As an applied health policy and public health systems researcher, Dr. Erika Martin uses mixed methods to evaluate the allocation of scarce public health resources, the adoption and impact of public health policies, and ways to improve the sustainability and impact of open health data initiatives. She has considerable experience collaborating with government agency staff to translate rigorous evidence-based research into public health practice. Her work in HIV policy includes examining the fairness of funding formulas, interstate variation in state HIV programs, the cost of HIV prevention programs, how the Affordable Care Act will affect HIV care, the impact of New York's HIV testing law and Ending the Epidemic policy strategies, the evolution of New York's opioid overdose policy response, and evidence for systems-level opioid policies. In addition to her HIV policy research, she studies how public health agencies can release open data in a way that is more usable and fit for public health research, the effectiveness of Medicaid waiver programs, and other public health systems topics.
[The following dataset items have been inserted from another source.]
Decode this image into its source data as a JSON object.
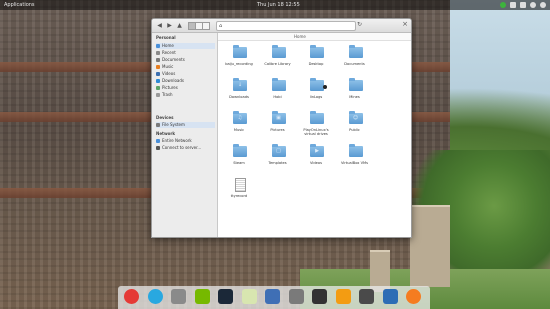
{
  "panel": {
    "applications_label": "Applications",
    "clock_label": "Thu Jun 18   12:55"
  },
  "window": {
    "breadcrumb": "Home"
  },
  "sidebar": {
    "personal_header": "Personal",
    "personal_items": [
      {
        "label": "Home",
        "icon": "home-icon",
        "active": true
      },
      {
        "label": "Recent",
        "icon": "recent-icon",
        "active": false
      },
      {
        "label": "Documents",
        "icon": "documents-icon",
        "active": false
      },
      {
        "label": "Music",
        "icon": "music-icon",
        "active": false
      },
      {
        "label": "Videos",
        "icon": "videos-icon",
        "active": false
      },
      {
        "label": "Downloads",
        "icon": "downloads-icon",
        "active": false
      },
      {
        "label": "Pictures",
        "icon": "pictures-icon",
        "active": false
      },
      {
        "label": "Trash",
        "icon": "trash-icon",
        "active": false
      }
    ],
    "devices_header": "Devices",
    "devices_items": [
      {
        "label": "File System",
        "icon": "drive-icon",
        "active": true
      }
    ],
    "network_header": "Network",
    "network_items": [
      {
        "label": "Entire Network",
        "icon": "network-icon",
        "active": false
      },
      {
        "label": "Connect to server...",
        "icon": "server-icon",
        "active": false
      }
    ]
  },
  "files": [
    {
      "name": "baiju_recording",
      "type": "folder"
    },
    {
      "name": "Calibre Library",
      "type": "folder"
    },
    {
      "name": "Desktop",
      "type": "folder"
    },
    {
      "name": "Documents",
      "type": "folder"
    },
    {
      "name": "Downloads",
      "type": "folder"
    },
    {
      "name": "Hobi",
      "type": "folder"
    },
    {
      "name": "linLogs",
      "type": "folder"
    },
    {
      "name": "Mines",
      "type": "folder"
    },
    {
      "name": "Music",
      "type": "folder"
    },
    {
      "name": "Pictures",
      "type": "folder"
    },
    {
      "name": "PlayOnLinux's virtual drives",
      "type": "folder"
    },
    {
      "name": "Public",
      "type": "folder"
    },
    {
      "name": "Steam",
      "type": "folder"
    },
    {
      "name": "Templates",
      "type": "folder"
    },
    {
      "name": "Videos",
      "type": "folder"
    },
    {
      "name": "VirtualBox VMs",
      "type": "folder"
    },
    {
      "name": "ttyrecord",
      "type": "file"
    }
  ],
  "dock_apps": [
    {
      "name": "chrome-icon",
      "color": "#e53935"
    },
    {
      "name": "skype-icon",
      "color": "#29a8e0"
    },
    {
      "name": "files-icon",
      "color": "#8a8a8a"
    },
    {
      "name": "nvidia-icon",
      "color": "#76b900"
    },
    {
      "name": "steam-icon",
      "color": "#1b2838"
    },
    {
      "name": "notes-icon",
      "color": "#d8e6b0"
    },
    {
      "name": "document-viewer-icon",
      "color": "#3f6fb5"
    },
    {
      "name": "photos-icon",
      "color": "#7a7a7a"
    },
    {
      "name": "terminal-icon",
      "color": "#333333"
    },
    {
      "name": "vlc-icon",
      "color": "#f39c12"
    },
    {
      "name": "system-monitor-icon",
      "color": "#4a4a4a"
    },
    {
      "name": "virtualbox-icon",
      "color": "#2d6db5"
    },
    {
      "name": "update-icon",
      "color": "#f57c20"
    }
  ]
}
Articles she’s written have appeared in an array of leading health and public policy journals such as the New England Journal of Medicine, Journal of the American Medical Association, Health Affairs, American Journal of Public Health, Journal of the American Medical Informatics Association, Public Administration Review, and Journal of Policy Analysis and Management.

Dr. Martin received her B.A. from Brown University, her M.P.H. in Epidemiology from the University of Michigan, and her Ph.D. in Health Policy and Administration from Yale University. She teaches courses on program evaluation, decision models, research design, and public health policy.